Ohio State University's state-mandated Salmon P. Chase Center for Civics, Culture and Society began its early semesters since opening last year with low enrollment, but that has changed as the center has added more courses.
Chase Center Director Lee Strang said in an email the center started off with 29 students across only three courses in the fall. That grew to more than 131 students in the spring, and the center now expects nearly 350 students in 10 courses this fall.
More than 66,000 students are enrolled at OSU's main campus, meaning less than 1% of students are signing up for classes at the center.
Despite the growth, a Republican lawmaker behind the creation of the "intellectual diversity" centers at five of Ohio's public universities wants to mandate undergraduate students take a course to graduate in an effort to combat what he perceives is "liberal bias" on college campuses.
Ohio State Sen. Jerry Cirino, who originally pushed that view, now insists the centers are not meant to indoctrinate students towards conservative ideology. He made the comment in an interview earlier this week with the Ohio Public Radio Statehouse News Bureau.
"And that is not to suggest that these courses are supposed to be extremely conservative. That's not it at all," Cirino said. "This is not a conservative indoctrination program."
Strang didn't answer questions about whether he thinks this is necessary or about what more the university could do to naturally attract more students to the program without requiring taking a course.
Other states that have created these centers have also experienced low enrollment.
The Chronicle of Higher Education reported Iowa was one of the first states to do so and saw less than 20 students take its courses. Republican state lawmakers then passed a bill to require students to take classes there, like Ohio is now trying to do.
Strang said he attributes the growth in enrollment the Chase Center has seen to several factors.
The center has had a less-than-ideal beginning since lawmakers passed the Ohio Senate bill requiring its creation. Hundreds of students, staff and faculty protested the bill, which also shuttered diversity, equity and inclusion programs on campus and sought a wider crackdown on DEI initiatives.

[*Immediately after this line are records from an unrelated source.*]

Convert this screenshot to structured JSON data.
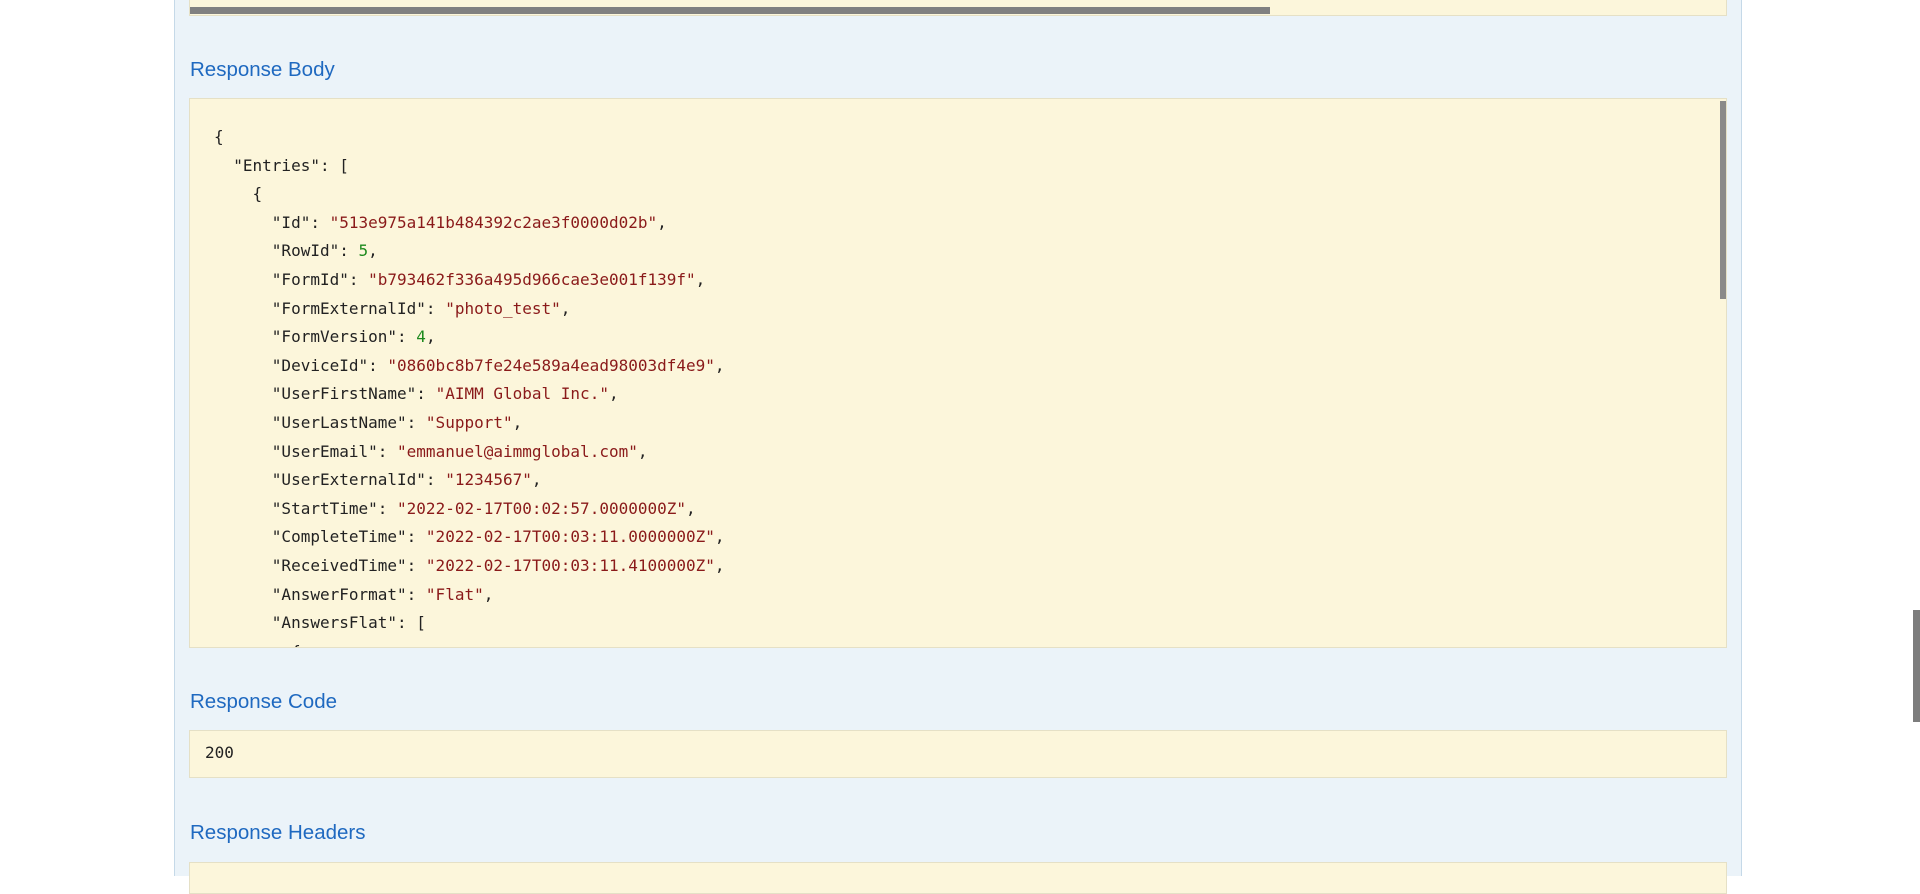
{
  "sections": {
    "response_body_title": "Response Body",
    "response_code_title": "Response Code",
    "response_headers_title": "Response Headers"
  },
  "response_body_lines": [
    "{",
    "  \"Entries\": [",
    "    {",
    "      \"Id\": \"513e975a141b484392c2ae3f0000d02b\",",
    "      \"RowId\": 5,",
    "      \"FormId\": \"b793462f336a495d966cae3e001f139f\",",
    "      \"FormExternalId\": \"photo_test\",",
    "      \"FormVersion\": 4,",
    "      \"DeviceId\": \"0860bc8b7fe24e589a4ead98003df4e9\",",
    "      \"UserFirstName\": \"AIMM Global Inc.\",",
    "      \"UserLastName\": \"Support\",",
    "      \"UserEmail\": \"emmanuel@aimmglobal.com\",",
    "      \"UserExternalId\": \"1234567\",",
    "      \"StartTime\": \"2022-02-17T00:02:57.0000000Z\",",
    "      \"CompleteTime\": \"2022-02-17T00:03:11.0000000Z\",",
    "      \"ReceivedTime\": \"2022-02-17T00:03:11.4100000Z\",",
    "      \"AnswerFormat\": \"Flat\",",
    "      \"AnswersFlat\": [",
    "        {"
  ],
  "response_code": "200",
  "colors": {
    "section_title": "#1f69c0",
    "code_background": "#fcf6db",
    "panel_background": "#ebf3f9",
    "string_value": "#8a1a1a",
    "number_value": "#1d8a1d"
  }
}
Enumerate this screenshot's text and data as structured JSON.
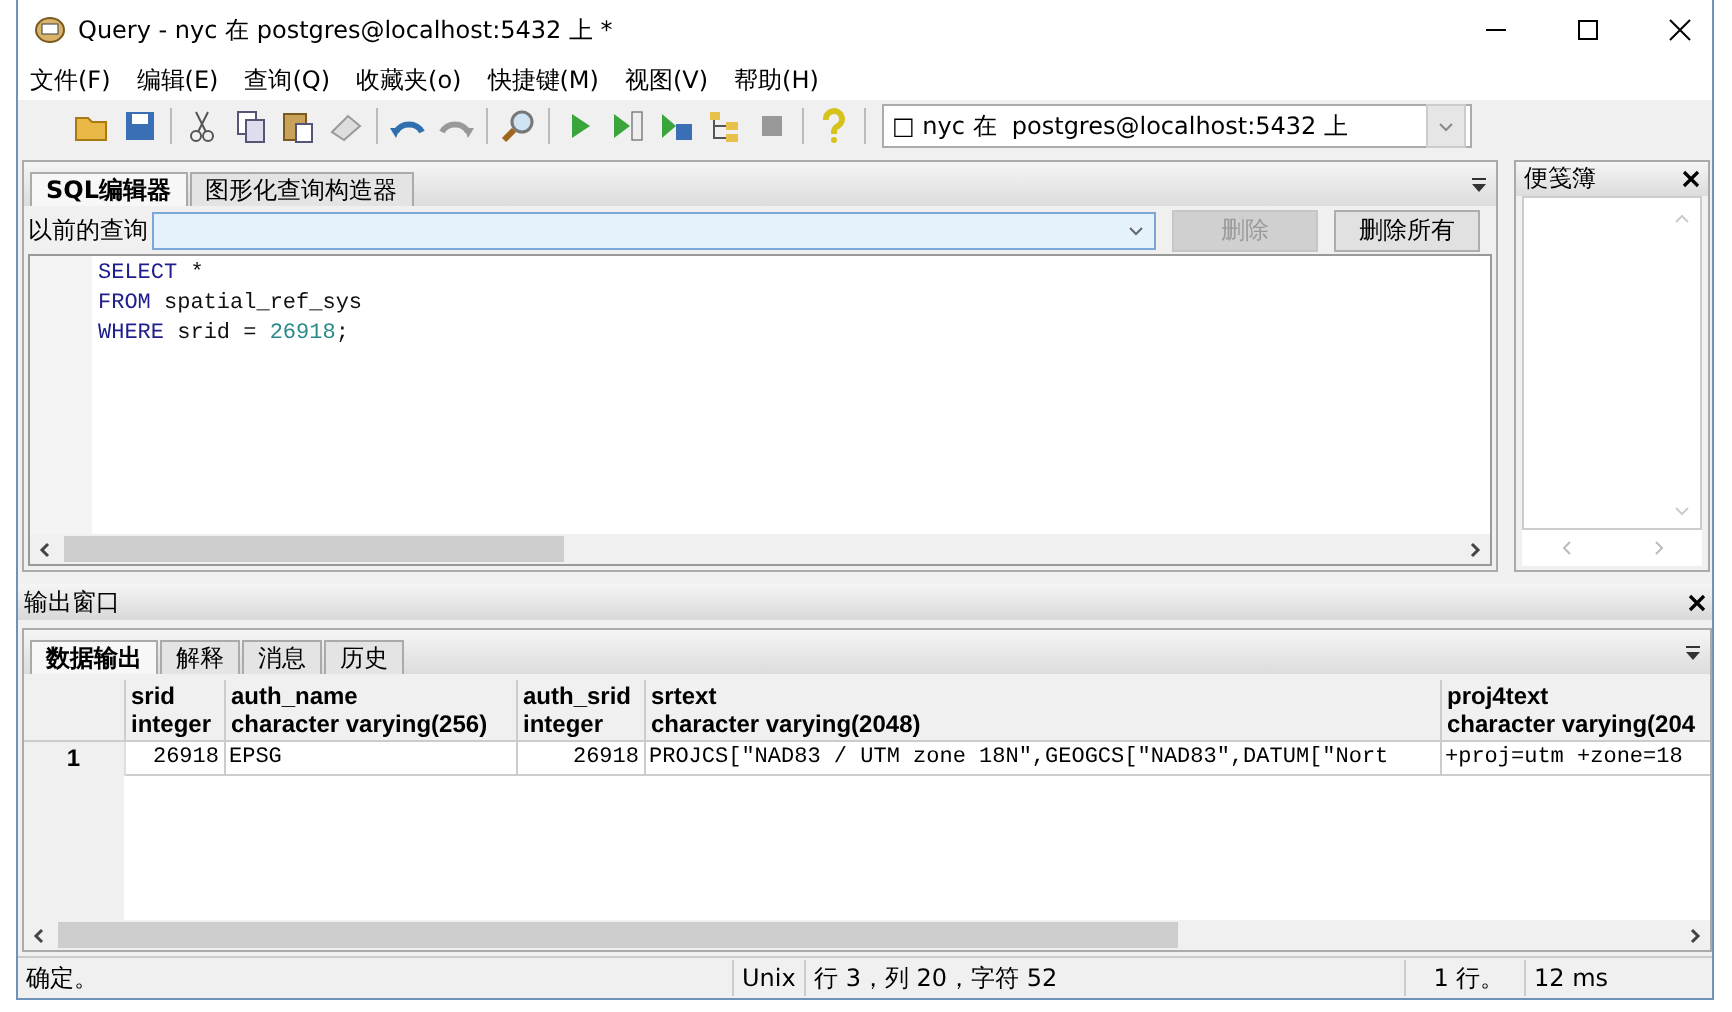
{
  "window": {
    "title": "Query - nyc 在  postgres@localhost:5432 上 *"
  },
  "menu": [
    "文件(F)",
    "编辑(E)",
    "查询(Q)",
    "收藏夹(o)",
    "快捷键(M)",
    "视图(V)",
    "帮助(H)"
  ],
  "connection": {
    "value": "□ nyc 在  postgres@localhost:5432 上"
  },
  "editor_tabs": [
    {
      "label": "SQL编辑器",
      "selected": true
    },
    {
      "label": "图形化查询构造器",
      "selected": false
    }
  ],
  "previous_query": {
    "label": "以前的查询",
    "buttons": [
      {
        "label": "删除",
        "disabled": true
      },
      {
        "label": "删除所有",
        "disabled": false
      }
    ]
  },
  "sql_lines": [
    [
      {
        "kind": "keyword",
        "text": "SELECT"
      },
      {
        "kind": "plain",
        "text": " *"
      }
    ],
    [
      {
        "kind": "keyword",
        "text": "FROM"
      },
      {
        "kind": "plain",
        "text": " spatial_ref_sys"
      }
    ],
    [
      {
        "kind": "keyword",
        "text": "WHERE"
      },
      {
        "kind": "plain",
        "text": " srid = "
      },
      {
        "kind": "number",
        "text": "26918"
      },
      {
        "kind": "plain",
        "text": ";"
      }
    ]
  ],
  "scratch_pad": {
    "title": "便笺簿"
  },
  "output": {
    "title": "输出窗口",
    "tabs": [
      {
        "label": "数据输出",
        "selected": true
      },
      {
        "label": "解释",
        "selected": false
      },
      {
        "label": "消息",
        "selected": false
      },
      {
        "label": "历史",
        "selected": false
      }
    ],
    "columns": [
      {
        "name": "srid",
        "type": "integer"
      },
      {
        "name": "auth_name",
        "type": "character varying(256)"
      },
      {
        "name": "auth_srid",
        "type": "integer"
      },
      {
        "name": "srtext",
        "type": "character varying(2048)"
      },
      {
        "name": "proj4text",
        "type": "character varying(204"
      }
    ],
    "rows": [
      {
        "index": "1",
        "cells": [
          {
            "text": "26918",
            "kind": "number"
          },
          {
            "text": "EPSG",
            "kind": "text"
          },
          {
            "text": "26918",
            "kind": "number"
          },
          {
            "text": "PROJCS[\"NAD83 / UTM zone 18N\",GEOGCS[\"NAD83\",DATUM[\"Nort",
            "kind": "text"
          },
          {
            "text": "+proj=utm +zone=18",
            "kind": "text"
          }
        ]
      }
    ]
  },
  "status_bar": {
    "message": "确定。",
    "line_ending": "Unix",
    "position": "行 3，列 20，字符 52",
    "rows": "1 行。",
    "time": "12 ms"
  }
}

One professor came under scrutiny after a cameraman named Mike Newman and D.J. Byrnes, who runs the political blog The Rooster, sought to question the center's advisor, former OSU President E. Gordon Gee. Professor Luke Perez was caught on camera assaulting the cameraman and faces assault charges in court. University spokesperson Ben Johnson said Perez is currently on administrative leave.
Since opening, the center has hosted numerous speakers across the political spectrum. That included a panel with left wing legal scholar former Independent presidential candidate Cornel West and right wing legal scholar Robert P. George.
The center has also hosted speakers from both major political parties.
Its professors, however, have published numerous papers that skew towards conservative viewpoints.
The Chase Center's Instagram account recently congratulated visiting professor Mark Bauerlein on receiving a $15,000-$20,000 prize from the conservative thinktank Heritage Foundation to further his research. Professor Daniel Gullotta was also recognized on the Instagram account for being part of a panel with U.S. House Speaker Mike Johnson, former U.S. Housing and Urban Development Secretary Ben Carson and conservative media personality Ben Shapiro.
The Chase Center's assistant director, Christopher Green, was recognized for publishing a paper promoting the conservative legal ideology of originalism. Green was with Perez the day he assaulted the cameraman and tried to tell Ohio State police that the incident was Newman's fault.